In the end ST2 itself is flawed, and Princeton admitted that the discussion of water was not significantly advanced through this drama. Is it worth it?

Understanding the argument and its importance should be the focus.

   Sharing code is not 
   always the answer
Why let the perfect be the enemy of the good?

Sharing code is not the full answer, especially in case of Monte-Carlo simulations in physics, because that kind of algorithm is hard to test: What is the testing oracle? What is the specification?

But sharing code is part of the answer.

Setting up a culture where it is unacceptable to submit a paper without open-sourcing the code and suitable testing (for simple edge ases), and suitable scripts that make reproducing the software simulations easy, is good scientific 'hygiene'. See for example [1, 2] for efforts towards reproducible software submissions in computer science.
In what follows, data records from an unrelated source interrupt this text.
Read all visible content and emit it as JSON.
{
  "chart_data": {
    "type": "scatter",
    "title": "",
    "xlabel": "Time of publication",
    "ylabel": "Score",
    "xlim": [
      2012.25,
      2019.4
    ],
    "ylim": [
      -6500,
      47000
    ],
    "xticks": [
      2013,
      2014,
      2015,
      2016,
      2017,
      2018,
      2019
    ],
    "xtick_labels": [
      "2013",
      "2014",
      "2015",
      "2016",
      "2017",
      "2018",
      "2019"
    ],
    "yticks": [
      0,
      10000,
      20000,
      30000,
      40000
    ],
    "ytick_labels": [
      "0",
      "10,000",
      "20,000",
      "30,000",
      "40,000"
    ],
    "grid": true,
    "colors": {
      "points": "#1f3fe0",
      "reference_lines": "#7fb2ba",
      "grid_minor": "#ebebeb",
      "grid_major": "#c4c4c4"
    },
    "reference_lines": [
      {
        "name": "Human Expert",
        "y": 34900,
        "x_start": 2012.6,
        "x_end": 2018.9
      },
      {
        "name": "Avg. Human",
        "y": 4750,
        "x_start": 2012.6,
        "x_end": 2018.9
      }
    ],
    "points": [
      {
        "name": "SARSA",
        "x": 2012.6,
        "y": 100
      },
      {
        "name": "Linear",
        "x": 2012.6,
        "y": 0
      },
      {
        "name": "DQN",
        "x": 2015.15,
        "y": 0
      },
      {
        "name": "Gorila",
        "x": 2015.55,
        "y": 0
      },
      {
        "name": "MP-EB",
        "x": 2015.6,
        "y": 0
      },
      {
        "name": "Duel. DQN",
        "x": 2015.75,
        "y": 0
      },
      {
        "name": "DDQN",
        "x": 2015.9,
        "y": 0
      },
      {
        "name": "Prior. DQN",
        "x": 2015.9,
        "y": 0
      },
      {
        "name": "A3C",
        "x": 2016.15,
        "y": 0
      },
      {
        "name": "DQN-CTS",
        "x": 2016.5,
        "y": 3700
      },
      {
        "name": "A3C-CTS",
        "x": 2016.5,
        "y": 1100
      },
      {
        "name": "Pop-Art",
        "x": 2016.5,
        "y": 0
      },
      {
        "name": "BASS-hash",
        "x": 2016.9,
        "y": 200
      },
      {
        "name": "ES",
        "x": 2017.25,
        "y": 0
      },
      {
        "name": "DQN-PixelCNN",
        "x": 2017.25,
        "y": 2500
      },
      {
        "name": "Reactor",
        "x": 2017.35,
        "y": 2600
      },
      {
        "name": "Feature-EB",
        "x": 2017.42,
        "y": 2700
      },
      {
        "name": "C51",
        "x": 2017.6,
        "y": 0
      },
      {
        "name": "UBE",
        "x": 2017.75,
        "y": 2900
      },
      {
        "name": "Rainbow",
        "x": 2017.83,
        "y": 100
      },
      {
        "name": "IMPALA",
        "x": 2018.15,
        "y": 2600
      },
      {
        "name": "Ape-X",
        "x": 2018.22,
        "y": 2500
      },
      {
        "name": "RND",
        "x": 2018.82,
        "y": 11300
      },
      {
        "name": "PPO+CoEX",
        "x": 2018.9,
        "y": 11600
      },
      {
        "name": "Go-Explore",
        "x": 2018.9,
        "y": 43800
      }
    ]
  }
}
Reproduciblility is the very essence of the scientific method.

[1] http://evaluate.inf.usi.ch/artifacts

[2] http://www.artifact-eval.org/

In this case, independent thinking did come up with independent results, but the refusal to share code significantly delayed the recognition of which line of inquiry had been more successful.

You might want to be careful about using that "was it worth it?" argument - someone might reasonably ask, was it worth funding either team? If science doesn't show that it does good work, then its funding can be more easily questioned.

Sharing code can be just as confusing as it is enlightening.
Ordinary text can be confusing. That is not a reason for not publishing, and one of the purposes of a journal's editors is to keep the confused and confusing stuff at bay.
So, black box, closed source - e.g. history repeats itself.
Oh, I meant making the error in the code fell under the we all make mistakes. Not the refusing to share it.